Il suivit ses premiers desseins, laissant agir Athénaïs sans paroître l’observer, & passant, pour
ainsi dire, les jours & les nuits, à tâcher de découvrir l’inconnue. Quelques jours
après, se promenant encore aux Tui-leries, & toujours du côté qui lui étoit
devenu si cher, il entendit la voix de celle qu’il cherchoit.
Non, disoit-elle, je sçais le sort auquel je dois m’attendre : un cœur tendre se prédit
aisément les malheurs qui lui sont destinés ; ma sensibilité, en cela, est mon oracle : je
sçais que j’aimerai toujours le cruel qui fait couler mes larmes.... J’ai des idées plus
consolantes, lui dit son amie, j’espere tout de la résolution que vous avez prise. L’Abbé de
*** est homme d’esprit ; il joint la vertu à la douceur, la persuasion à l’esprit, &
j’attends tout de ses conseils & de son exemple. Si vous pouviez devenir dévote, toutes
vos douleurs seroient finies.... Oui, répondit l’inconnue, je sçais combien la dévotion
conviendroit à l’état où je suis & il n’y a que Dieu qui console bien ; je m’efforce à y disposer mon
cœur, mais ce cœur a son intérêt à ne pas guérir, & tous mes efforts contre
lui, sont autant de confirmations de mon impuissance.
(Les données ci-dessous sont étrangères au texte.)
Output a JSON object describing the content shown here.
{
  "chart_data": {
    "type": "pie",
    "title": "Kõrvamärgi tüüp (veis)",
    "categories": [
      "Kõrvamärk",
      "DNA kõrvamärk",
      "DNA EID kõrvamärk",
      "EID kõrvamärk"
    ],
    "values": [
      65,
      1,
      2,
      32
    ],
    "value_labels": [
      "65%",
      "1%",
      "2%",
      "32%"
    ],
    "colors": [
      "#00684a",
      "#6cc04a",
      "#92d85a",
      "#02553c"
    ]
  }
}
Hélas ! qui m’eût dit que l’amour
m’égareroit à ce point.... N’importe cependant ; j’en ai fait la démarche, & j’aurai du
moins l’honneur d’y avoit été fidelle.
Pendant cette conversation, le Comte entraîné par des sentimens devenu invincibles, s’étoit
avancé si près de l’inconnue, qu’un seul soupir pouvoit le décéler. Vaincu par la pitié, non
moins que par l’amour, il lui devenoit impossible de se contraindre plus long-temps. Elles se
leverent, & la crainte de perdre un objet adoré, lui donna tout le courage dont il avoit
besoin. Il tombe aux genoux de l’inconnue. Quel est son étonnement ? ce sont les genoux
d’Athénaïs qu’il
embrasse ; il n’a pas reconnu sa voix, & c’est elle-même. La surprise, quoique extrême,
n’agit qu’un moment sur son esprit ; il retrouve ce qu’il aime dans ce qu’il
doit aimer ; son cœur n’est plus combattu ; ses vœux sont remplis ; le repentir prete des
expressions à l’amour ; l’un & l’autre le rendent innocent à des yeux qui ne sçauroient
s’abuser. Athénaïs
se rassure, s’attendrit, s’enflamme encore, oublie ses douleurs, & ne sent plus que le
charme qu’elles pretent au bonheur inattendu que l’amour vient lui offrir.